While diving off the coast of Sulawesi, Indonesia, one diver captured video of a frogfish taking a stroll along the ocean floor. In the more than 1,000 dives that hobbyist diver Atsushi Sadaki claims to have been on, he says he's seen a few frogfish but never any moving in this way.
In the video, the frowny-faced fish can be seen hobbling forward on two front fins that splay out from the side of the animal's body. Frogfishes are "sit-and-wait" predators that pounce on unsuspecting smaller fish swimming past. Different species can be found throughout the world, but most tend to blend into their surroundings, meaning they don't really on speed or agility to find prey.
In an email with National Geographic, author of the book Frogfishes Around the World Ted Pietsch noted the frogfish in the video is likely a striated frogfish, which are commonly found throughout Indonesia but rarely seen thanks to their exceptional camouflage.
While the appendages may appear feet-like, they're actually fins. A 2012 study of the evolution of frogfish co-written by Pietsch and published in the journal Molecular Phylogenetics and Evolution noted that the fish accomplishes this type of locomotion by moving forward on pectoral fins and relying on the water's buoyancy to affectively bounce forward.
Before frogfish had been widely studied, it was believed they were amphibious and able to use this walking motion to move about on land.
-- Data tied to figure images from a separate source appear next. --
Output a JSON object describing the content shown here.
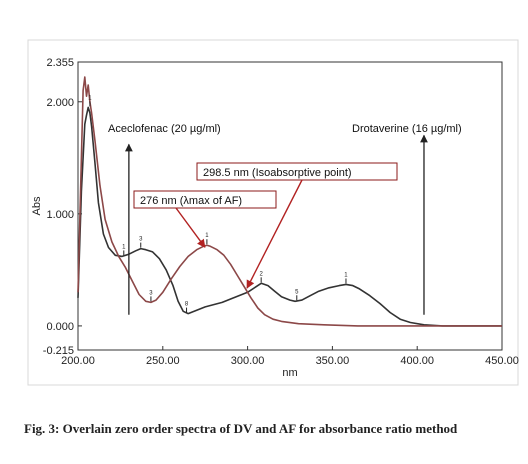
{
  "chart_data": {
    "type": "line",
    "xlabel": "nm",
    "ylabel": "Abs",
    "xlim": [
      200,
      450
    ],
    "ylim": [
      -0.215,
      2.355
    ],
    "xticks": [
      "200.00",
      "250.00",
      "300.00",
      "350.00",
      "400.00",
      "450.00"
    ],
    "yticks": [
      "2.355",
      "2.000",
      "1.000",
      "0.000",
      "-0.215"
    ],
    "grid": false,
    "series": [
      {
        "color": "#333333",
        "points": [
          [
            200,
            0.25
          ],
          [
            202,
            1.2
          ],
          [
            204,
            1.8
          ],
          [
            205,
            1.88
          ],
          [
            206,
            1.95
          ],
          [
            207,
            1.9
          ],
          [
            208,
            1.78
          ],
          [
            210,
            1.45
          ],
          [
            212,
            1.1
          ],
          [
            215,
            0.82
          ],
          [
            218,
            0.7
          ],
          [
            222,
            0.63
          ],
          [
            226,
            0.62
          ],
          [
            230,
            0.64
          ],
          [
            234,
            0.67
          ],
          [
            237,
            0.69
          ],
          [
            240,
            0.68
          ],
          [
            244,
            0.66
          ],
          [
            248,
            0.6
          ],
          [
            252,
            0.5
          ],
          [
            256,
            0.36
          ],
          [
            259,
            0.22
          ],
          [
            262,
            0.13
          ],
          [
            265,
            0.11
          ],
          [
            270,
            0.14
          ],
          [
            275,
            0.17
          ],
          [
            280,
            0.19
          ],
          [
            285,
            0.21
          ],
          [
            290,
            0.24
          ],
          [
            295,
            0.27
          ],
          [
            300,
            0.3
          ],
          [
            305,
            0.35
          ],
          [
            308,
            0.38
          ],
          [
            312,
            0.36
          ],
          [
            316,
            0.31
          ],
          [
            320,
            0.26
          ],
          [
            325,
            0.23
          ],
          [
            328,
            0.22
          ],
          [
            332,
            0.23
          ],
          [
            337,
            0.27
          ],
          [
            342,
            0.31
          ],
          [
            348,
            0.34
          ],
          [
            354,
            0.36
          ],
          [
            358,
            0.37
          ],
          [
            362,
            0.36
          ],
          [
            366,
            0.33
          ],
          [
            372,
            0.27
          ],
          [
            378,
            0.2
          ],
          [
            384,
            0.12
          ],
          [
            390,
            0.06
          ],
          [
            396,
            0.03
          ],
          [
            404,
            0.01
          ],
          [
            415,
            0.0
          ],
          [
            430,
            0.0
          ],
          [
            450,
            0.0
          ]
        ]
      },
      {
        "color": "#8c4848",
        "points": [
          [
            200,
            0.3
          ],
          [
            202,
            1.5
          ],
          [
            203,
            2.1
          ],
          [
            204,
            2.22
          ],
          [
            205,
            2.05
          ],
          [
            206,
            2.15
          ],
          [
            207,
            2.0
          ],
          [
            208,
            1.9
          ],
          [
            210,
            1.65
          ],
          [
            213,
            1.25
          ],
          [
            216,
            0.95
          ],
          [
            220,
            0.75
          ],
          [
            224,
            0.62
          ],
          [
            228,
            0.52
          ],
          [
            232,
            0.4
          ],
          [
            236,
            0.28
          ],
          [
            240,
            0.22
          ],
          [
            243,
            0.21
          ],
          [
            246,
            0.23
          ],
          [
            250,
            0.3
          ],
          [
            255,
            0.42
          ],
          [
            260,
            0.53
          ],
          [
            265,
            0.62
          ],
          [
            270,
            0.68
          ],
          [
            274,
            0.71
          ],
          [
            276,
            0.72
          ],
          [
            278,
            0.71
          ],
          [
            282,
            0.68
          ],
          [
            286,
            0.63
          ],
          [
            290,
            0.55
          ],
          [
            294,
            0.45
          ],
          [
            298,
            0.35
          ],
          [
            302,
            0.25
          ],
          [
            306,
            0.16
          ],
          [
            310,
            0.1
          ],
          [
            315,
            0.06
          ],
          [
            320,
            0.04
          ],
          [
            330,
            0.02
          ],
          [
            345,
            0.01
          ],
          [
            365,
            0.0
          ],
          [
            400,
            0.0
          ],
          [
            450,
            0.0
          ]
        ]
      }
    ],
    "markers": [
      {
        "x": 207,
        "y": 1.95,
        "label": "1"
      },
      {
        "x": 227,
        "y": 0.62,
        "label": "1"
      },
      {
        "x": 237,
        "y": 0.69,
        "label": "3"
      },
      {
        "x": 264,
        "y": 0.11,
        "label": "8"
      },
      {
        "x": 308,
        "y": 0.38,
        "label": "2"
      },
      {
        "x": 329,
        "y": 0.22,
        "label": "5"
      },
      {
        "x": 358,
        "y": 0.37,
        "label": "1"
      },
      {
        "x": 243,
        "y": 0.21,
        "label": "3"
      },
      {
        "x": 276,
        "y": 0.72,
        "label": "1"
      }
    ],
    "annotations": {
      "aceclofenac": {
        "text": "Aceclofenac (20 µg/ml)",
        "arrow_x": 230,
        "arrow_y_from": 0.1,
        "arrow_y_to": 1.62
      },
      "drotaverine": {
        "text": "Drotaverine (16 µg/ml)",
        "arrow_x": 404,
        "arrow_y_from": 0.1,
        "arrow_y_to": 1.7
      },
      "isoabsorptive": {
        "text": "298.5 nm (Isoabsorptive point)",
        "target_x": 298.5,
        "target_y": 0.32
      },
      "lambda_max": {
        "text": "276 nm (λmax of AF)",
        "target_x": 276,
        "target_y": 0.72
      }
    }
  },
  "caption": {
    "text": "Fig. 3: Overlain zero order spectra of DV and AF for absorbance ratio method"
  }
}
A 1734 study of the creature classified them as frogs, giving them the centuries-long misnomer.
However, the 2012 study found this to not be true writing, "A living frogfish removed from an aquarium and placed on a flat surface cuts a rather poor figure, its body more or less immobile and spreading out pancake-like under its own weight."
The study identified approximately 63 species existing in oceans around the world that have different methods of camouflage. Some have even been found to mimic sea sponges and urchins.
Frogfish aren't the only type of fish found "walking." In June, a diver also swimming off the coast of Indonesia filmed a stingfish performing a nimbler "walk" across the ocean floor. Unlike frogfish, stingfish have pectoral fins that are separated and more apt at movement. (Read why the video had experts stumped.)
Both stingfish and frogfish can be found in benthic zones, or the bottom of a body of water, where they lay in wait for prey.